Nach der Ski-WM in Aspen blieb Onkel Franz in den Vereinigten Staaten, wo er als Trainer und Skilehrer arbeitete. Er starb im Januar 2014 im Alter von 93 Jahren in Bellingham im US-Bundesstaat Washington. Ich kannte ihn durch seine Besuche in der Heimat.

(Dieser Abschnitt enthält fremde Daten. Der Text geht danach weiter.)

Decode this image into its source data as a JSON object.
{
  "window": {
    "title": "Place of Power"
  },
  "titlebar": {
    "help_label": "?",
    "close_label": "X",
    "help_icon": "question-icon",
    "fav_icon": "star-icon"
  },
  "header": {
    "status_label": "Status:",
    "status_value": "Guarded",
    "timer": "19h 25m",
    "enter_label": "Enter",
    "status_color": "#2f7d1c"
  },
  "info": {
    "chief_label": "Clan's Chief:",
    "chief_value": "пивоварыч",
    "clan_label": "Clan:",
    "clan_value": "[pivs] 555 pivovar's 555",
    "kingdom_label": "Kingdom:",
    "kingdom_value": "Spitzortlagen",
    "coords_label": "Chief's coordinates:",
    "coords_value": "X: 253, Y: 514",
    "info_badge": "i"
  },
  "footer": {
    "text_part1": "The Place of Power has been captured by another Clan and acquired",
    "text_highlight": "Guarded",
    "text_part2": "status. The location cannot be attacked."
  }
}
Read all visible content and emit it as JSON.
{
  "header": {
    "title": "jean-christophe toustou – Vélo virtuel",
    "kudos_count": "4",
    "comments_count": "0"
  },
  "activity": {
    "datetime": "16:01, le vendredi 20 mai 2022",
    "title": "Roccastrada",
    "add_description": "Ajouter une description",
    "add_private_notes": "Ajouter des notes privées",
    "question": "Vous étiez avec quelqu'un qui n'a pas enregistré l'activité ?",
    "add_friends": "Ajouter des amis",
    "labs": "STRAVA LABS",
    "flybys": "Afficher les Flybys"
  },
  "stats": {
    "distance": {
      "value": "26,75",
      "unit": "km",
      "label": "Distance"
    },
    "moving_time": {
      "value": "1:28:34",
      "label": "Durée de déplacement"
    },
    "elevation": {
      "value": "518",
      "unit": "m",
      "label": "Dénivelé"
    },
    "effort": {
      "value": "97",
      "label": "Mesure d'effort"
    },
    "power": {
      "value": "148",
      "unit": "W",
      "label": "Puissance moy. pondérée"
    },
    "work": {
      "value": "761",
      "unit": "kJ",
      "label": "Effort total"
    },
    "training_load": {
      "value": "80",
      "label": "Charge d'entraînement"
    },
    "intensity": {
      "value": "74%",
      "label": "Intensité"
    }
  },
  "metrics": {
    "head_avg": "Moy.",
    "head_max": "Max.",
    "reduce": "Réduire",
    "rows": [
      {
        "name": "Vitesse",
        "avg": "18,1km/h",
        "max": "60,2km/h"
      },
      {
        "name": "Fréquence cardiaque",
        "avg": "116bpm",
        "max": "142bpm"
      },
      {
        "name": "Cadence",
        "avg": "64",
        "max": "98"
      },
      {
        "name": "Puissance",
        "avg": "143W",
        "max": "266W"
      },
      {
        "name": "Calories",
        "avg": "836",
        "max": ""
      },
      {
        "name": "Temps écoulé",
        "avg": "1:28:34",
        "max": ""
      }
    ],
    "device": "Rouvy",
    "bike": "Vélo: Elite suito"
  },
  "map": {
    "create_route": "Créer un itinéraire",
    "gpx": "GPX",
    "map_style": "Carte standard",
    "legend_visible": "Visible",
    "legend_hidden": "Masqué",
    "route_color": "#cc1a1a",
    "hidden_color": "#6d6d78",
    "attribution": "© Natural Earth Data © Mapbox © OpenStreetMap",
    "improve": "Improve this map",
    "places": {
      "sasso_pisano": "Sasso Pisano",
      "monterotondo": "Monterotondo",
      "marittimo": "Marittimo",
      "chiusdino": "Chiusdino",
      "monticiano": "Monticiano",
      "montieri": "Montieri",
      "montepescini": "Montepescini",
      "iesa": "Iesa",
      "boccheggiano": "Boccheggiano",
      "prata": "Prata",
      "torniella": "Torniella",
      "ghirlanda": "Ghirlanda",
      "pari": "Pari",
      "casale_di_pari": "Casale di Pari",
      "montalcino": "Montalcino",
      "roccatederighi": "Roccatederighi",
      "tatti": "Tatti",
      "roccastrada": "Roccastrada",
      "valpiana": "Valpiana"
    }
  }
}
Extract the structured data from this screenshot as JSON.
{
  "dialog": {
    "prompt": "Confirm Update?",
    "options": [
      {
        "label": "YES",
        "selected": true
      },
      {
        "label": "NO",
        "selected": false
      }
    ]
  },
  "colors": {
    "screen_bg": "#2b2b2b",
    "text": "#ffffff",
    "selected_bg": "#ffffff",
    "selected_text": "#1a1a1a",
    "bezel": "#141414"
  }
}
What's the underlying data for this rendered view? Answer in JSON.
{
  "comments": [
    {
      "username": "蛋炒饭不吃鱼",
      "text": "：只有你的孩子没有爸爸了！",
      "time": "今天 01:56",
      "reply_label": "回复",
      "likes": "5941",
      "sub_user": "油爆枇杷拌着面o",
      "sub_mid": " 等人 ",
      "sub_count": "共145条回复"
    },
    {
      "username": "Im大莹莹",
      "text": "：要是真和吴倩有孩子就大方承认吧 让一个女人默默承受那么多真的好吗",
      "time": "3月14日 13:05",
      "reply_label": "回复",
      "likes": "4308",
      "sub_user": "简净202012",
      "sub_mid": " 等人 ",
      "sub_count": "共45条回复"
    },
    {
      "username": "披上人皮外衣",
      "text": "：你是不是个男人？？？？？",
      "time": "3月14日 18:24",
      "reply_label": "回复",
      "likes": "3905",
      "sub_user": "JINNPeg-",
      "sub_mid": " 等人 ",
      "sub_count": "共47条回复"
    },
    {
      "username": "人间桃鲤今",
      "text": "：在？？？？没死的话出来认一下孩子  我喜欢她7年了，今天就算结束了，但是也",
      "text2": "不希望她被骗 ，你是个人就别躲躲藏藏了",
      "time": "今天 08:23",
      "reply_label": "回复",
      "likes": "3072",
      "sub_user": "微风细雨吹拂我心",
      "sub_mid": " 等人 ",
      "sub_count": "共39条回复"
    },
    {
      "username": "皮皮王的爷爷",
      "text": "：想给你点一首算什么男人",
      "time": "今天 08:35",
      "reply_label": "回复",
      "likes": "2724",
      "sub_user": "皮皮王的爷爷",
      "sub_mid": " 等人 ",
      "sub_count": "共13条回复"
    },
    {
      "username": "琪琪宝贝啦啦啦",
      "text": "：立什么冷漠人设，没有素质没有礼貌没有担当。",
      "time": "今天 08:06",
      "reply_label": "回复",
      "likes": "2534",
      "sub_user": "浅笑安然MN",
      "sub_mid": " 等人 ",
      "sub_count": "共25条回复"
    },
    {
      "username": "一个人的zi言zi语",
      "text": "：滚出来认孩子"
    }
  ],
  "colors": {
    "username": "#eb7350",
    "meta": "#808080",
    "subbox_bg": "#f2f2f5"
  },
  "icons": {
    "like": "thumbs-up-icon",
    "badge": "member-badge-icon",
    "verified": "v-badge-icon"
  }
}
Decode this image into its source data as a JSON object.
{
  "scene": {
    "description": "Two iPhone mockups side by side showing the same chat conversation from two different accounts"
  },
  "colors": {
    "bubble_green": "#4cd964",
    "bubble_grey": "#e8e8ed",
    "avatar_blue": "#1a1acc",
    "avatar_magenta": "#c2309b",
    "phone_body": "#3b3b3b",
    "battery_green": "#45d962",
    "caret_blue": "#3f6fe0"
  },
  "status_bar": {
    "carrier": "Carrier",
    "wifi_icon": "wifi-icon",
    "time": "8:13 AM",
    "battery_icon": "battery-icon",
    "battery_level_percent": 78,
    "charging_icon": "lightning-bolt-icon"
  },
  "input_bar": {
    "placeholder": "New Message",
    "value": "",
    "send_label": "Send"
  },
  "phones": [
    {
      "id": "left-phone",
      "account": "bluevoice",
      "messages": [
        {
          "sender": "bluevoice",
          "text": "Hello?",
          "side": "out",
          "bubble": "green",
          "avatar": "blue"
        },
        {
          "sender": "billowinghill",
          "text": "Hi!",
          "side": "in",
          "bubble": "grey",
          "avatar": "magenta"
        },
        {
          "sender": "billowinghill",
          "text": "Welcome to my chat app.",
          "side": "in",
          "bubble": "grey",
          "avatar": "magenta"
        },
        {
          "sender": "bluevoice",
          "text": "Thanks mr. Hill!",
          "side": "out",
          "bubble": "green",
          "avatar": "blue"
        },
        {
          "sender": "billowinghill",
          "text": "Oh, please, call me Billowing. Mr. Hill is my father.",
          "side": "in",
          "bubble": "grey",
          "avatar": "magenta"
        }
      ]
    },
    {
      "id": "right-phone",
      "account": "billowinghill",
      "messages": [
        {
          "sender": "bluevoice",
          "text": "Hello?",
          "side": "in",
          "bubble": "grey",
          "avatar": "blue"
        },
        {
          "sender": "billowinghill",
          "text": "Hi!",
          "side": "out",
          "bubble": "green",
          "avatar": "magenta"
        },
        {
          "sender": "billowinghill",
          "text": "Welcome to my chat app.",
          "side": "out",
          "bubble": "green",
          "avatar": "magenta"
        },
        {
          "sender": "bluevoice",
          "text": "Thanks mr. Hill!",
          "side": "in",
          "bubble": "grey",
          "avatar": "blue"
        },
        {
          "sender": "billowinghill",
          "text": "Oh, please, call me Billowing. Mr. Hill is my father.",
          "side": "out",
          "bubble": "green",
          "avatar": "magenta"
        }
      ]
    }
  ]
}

Onkel Pepi wurde während des Krieges in Sonthofen zum Jagdflieger ausgebildet. Er erzählte mir einmal, mehr als 40 Flugzeuge abgeschossen zu haben und dass er selbst ebenfalls dreimal in seinem Jagdflieger getroffen worden sei, glücklicherweise aber mit dem Fallschirm aussteigen habe können. Auch Pepi zog es nach Amerika, und auch er war Trainer und mehr als zwanzig Winter Skilehrer in Stowe in Vermont. Zu seinen Schützlingen gehörten Robert („Bob“) Kennedy, Jackie Kennedy, der ehemalige amerikanische Verteidigungsminister Robert McNamara und viele andere berühmte amerikanische Persönlichkeiten.
Gertrud, die sympathische, liebenswerte Tochter von Pepi, war die erfolgreichste Rennläuferin, die die Familie hervorgebracht hat. Im Jahr 1969 gewann sie, für den ÖSV startend, den Gesamtskiweltcup. Dicht auf den Fersen folgte ihr eine der Goitschel-Schwestern aus Frankreich. Weil bei den Männern Karl Schranz diese Trophäe einheimste, stammten in diesem Jahr beide Weltcupsieger aus einem Ort; eine Novität. Bis heute, fast fünfzig Jahre später, hat es das nicht mehr gegeben.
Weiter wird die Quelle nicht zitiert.